Самое главное: Лисов уже знал, а Горбачев подтвердил: после того как друзья-заговорщики объявили ему о ГКЧП, он (на прощание) крепко пожал им руки и задумчиво произнес: «Кто знает, может, у вас и впрямь что-то получится…»
Горбачеву не спалось — дрожали нервы.
Он зажег лампу и вдруг почувствовал голод. В-вот ведь… — нужно вызвать охрану, она свяжется с дежурной сестрой-хозяйкой… короче, через полчаса, не раньше, он получит бутерброд. Можно, конечно, поднять с постели Ирину, дочь, но Горбачев не мог вспомнить, была ли Ирина на даче. Днем она ездила в ЦКБ, навещала мать, оттуда звонила ему в фонд, на работу: дела у Раисы Максимовны были… хуже не придумаешь.
Когда в Форос прилетели Лукьянов, Крючков, Язов и К°, Раиса Максимовна была совершенно спокойна. Но когда передали, что явился Руцкой, у нее случился истерический приступ.
Те хоть и сволочи, но все же свои, понятные, а вот эти, новые…
Нет, нет сна — совершенно нет… У Ельцина — бессонница, у Горбачева — бессонница; Ельцин за год превратился в развалину, он, Горбачев, тоже здорово сдал, стареет, как говорит дочь, просто на глазах, будто сглазил кто.
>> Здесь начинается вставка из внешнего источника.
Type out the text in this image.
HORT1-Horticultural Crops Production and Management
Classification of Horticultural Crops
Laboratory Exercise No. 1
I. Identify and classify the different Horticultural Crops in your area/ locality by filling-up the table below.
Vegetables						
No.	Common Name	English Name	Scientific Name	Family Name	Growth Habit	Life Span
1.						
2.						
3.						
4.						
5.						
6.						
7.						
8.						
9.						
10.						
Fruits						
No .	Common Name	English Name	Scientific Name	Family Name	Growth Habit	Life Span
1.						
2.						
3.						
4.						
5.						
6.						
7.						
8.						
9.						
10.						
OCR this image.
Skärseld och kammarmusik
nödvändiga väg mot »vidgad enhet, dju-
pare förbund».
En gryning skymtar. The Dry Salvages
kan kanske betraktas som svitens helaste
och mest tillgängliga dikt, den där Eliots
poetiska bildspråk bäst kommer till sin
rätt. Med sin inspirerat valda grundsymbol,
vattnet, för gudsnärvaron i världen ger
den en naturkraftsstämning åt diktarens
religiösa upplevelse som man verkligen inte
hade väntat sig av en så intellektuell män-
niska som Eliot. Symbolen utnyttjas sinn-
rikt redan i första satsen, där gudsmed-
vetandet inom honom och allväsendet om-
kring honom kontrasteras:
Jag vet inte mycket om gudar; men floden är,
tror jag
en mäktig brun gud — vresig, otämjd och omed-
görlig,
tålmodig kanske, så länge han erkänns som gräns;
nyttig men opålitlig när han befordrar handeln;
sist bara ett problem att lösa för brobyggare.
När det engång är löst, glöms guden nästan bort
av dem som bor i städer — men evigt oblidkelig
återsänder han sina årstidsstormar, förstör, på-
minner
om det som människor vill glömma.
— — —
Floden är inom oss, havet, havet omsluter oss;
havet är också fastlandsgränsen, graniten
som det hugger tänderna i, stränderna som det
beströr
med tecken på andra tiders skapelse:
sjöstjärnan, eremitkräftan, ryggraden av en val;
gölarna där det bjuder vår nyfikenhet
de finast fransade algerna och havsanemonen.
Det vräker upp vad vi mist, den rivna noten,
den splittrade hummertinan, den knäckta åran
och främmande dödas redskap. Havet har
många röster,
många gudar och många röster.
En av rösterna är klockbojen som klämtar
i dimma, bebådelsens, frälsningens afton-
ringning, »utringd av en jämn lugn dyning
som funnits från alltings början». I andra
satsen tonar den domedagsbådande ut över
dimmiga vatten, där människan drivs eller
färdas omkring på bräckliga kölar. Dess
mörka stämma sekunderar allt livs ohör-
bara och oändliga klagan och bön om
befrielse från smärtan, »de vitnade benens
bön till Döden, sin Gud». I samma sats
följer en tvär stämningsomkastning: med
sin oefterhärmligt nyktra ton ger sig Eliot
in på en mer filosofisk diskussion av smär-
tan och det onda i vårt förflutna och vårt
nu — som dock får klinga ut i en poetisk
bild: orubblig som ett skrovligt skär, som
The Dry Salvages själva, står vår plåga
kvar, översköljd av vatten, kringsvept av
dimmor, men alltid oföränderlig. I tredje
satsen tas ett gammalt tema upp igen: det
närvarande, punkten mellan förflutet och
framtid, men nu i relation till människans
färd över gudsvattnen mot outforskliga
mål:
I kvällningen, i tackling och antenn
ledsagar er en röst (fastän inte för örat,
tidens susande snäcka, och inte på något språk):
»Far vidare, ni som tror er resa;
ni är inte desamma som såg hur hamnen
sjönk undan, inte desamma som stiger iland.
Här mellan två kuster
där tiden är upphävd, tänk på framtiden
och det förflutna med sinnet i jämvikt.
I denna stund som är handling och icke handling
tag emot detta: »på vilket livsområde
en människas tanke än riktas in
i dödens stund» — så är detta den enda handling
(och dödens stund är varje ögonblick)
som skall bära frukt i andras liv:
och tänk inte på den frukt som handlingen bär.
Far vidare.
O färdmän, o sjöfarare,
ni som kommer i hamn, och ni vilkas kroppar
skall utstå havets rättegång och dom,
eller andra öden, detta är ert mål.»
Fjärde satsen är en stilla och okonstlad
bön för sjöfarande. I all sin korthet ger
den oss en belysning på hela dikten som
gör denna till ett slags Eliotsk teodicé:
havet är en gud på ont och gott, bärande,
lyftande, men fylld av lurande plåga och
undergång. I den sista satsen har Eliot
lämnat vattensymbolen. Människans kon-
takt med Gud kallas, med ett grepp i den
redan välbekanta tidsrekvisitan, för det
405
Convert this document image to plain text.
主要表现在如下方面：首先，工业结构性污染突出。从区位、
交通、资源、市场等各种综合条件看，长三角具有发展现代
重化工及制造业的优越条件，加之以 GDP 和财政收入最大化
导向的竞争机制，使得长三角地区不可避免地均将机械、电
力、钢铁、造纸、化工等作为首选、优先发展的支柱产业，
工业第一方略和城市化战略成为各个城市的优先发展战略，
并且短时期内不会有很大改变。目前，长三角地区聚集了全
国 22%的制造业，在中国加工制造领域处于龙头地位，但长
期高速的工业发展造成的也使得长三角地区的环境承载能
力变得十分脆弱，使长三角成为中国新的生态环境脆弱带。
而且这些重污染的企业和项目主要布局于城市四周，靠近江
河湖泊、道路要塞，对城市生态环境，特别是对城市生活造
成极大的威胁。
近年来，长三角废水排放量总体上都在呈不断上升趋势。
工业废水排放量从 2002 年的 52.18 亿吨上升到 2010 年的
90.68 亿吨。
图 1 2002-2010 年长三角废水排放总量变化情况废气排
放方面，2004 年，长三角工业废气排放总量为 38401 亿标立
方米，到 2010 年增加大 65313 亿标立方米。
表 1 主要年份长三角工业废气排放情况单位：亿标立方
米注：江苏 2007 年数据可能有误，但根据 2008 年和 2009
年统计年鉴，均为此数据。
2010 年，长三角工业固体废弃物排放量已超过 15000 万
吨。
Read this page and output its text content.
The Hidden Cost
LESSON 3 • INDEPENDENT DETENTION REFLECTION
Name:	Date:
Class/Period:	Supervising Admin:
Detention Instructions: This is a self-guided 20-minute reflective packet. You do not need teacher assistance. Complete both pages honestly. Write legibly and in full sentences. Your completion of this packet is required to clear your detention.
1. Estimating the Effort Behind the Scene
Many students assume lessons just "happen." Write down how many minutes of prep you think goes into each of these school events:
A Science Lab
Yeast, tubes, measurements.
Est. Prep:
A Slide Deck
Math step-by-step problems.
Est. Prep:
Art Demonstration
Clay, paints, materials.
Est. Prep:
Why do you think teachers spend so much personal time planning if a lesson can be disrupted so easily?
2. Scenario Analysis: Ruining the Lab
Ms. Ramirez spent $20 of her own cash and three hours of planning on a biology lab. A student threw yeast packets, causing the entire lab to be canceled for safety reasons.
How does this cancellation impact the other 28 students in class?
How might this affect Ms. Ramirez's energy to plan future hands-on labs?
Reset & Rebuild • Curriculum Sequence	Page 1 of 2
Но страшнее всего — Раиса Максимовна: она весь год практически не выходила из ЦКБ.
От нее, разумеется, скрывали диагноз, но по тому, как часто приезжал к ней Андрей Иванович Воробьев, лучший терапевт не только в России, но, может быть, и в Европе, просто по самим процедурам, по терапии, ей назначенной, Раиса Максимовна понимала — рак.
Палата, отданная Раисе Максимовне в ЦКБ, когда-то была палатой Генерального секретаря ЦК КПСС: четырехкомнатный люкс с двумя идиотскими кроватями через тумбочку.
Все было казенное, с коричневой полировкой. Неуютно, холодно, но не от погоды — от вещей.
Постоянно вспоминался Анри де Ренье — «от всего веяло грустью, свойственной местам, из которых уходит жизнь…».
Жизнь — действительно уходила. Был страх.
Раиса Максимовна Горбачева: Нина Заречная и Елена Чаушеску в одном лице; грубое, испепеляющее желание быть первой женщиной мира и провинциальные вера — надежда — любовь с одним человеком («если тебе нужна моя жизнь, то приди и возьми ее…»).
Она и сейчас боялась не за себя, нет; Раиса Максимовна вообще не цеплялась за жизнь, ибо жизнь (счастье жизни) никогда не измерялись для нее простым количеством прожитых лет: тогда, в 91-м, после Фороса, да и сегодня, в 92-м, когда все давным-давно позади, она боялась только за него, за своего мужа — за Михаила Сергеевича Горбачева.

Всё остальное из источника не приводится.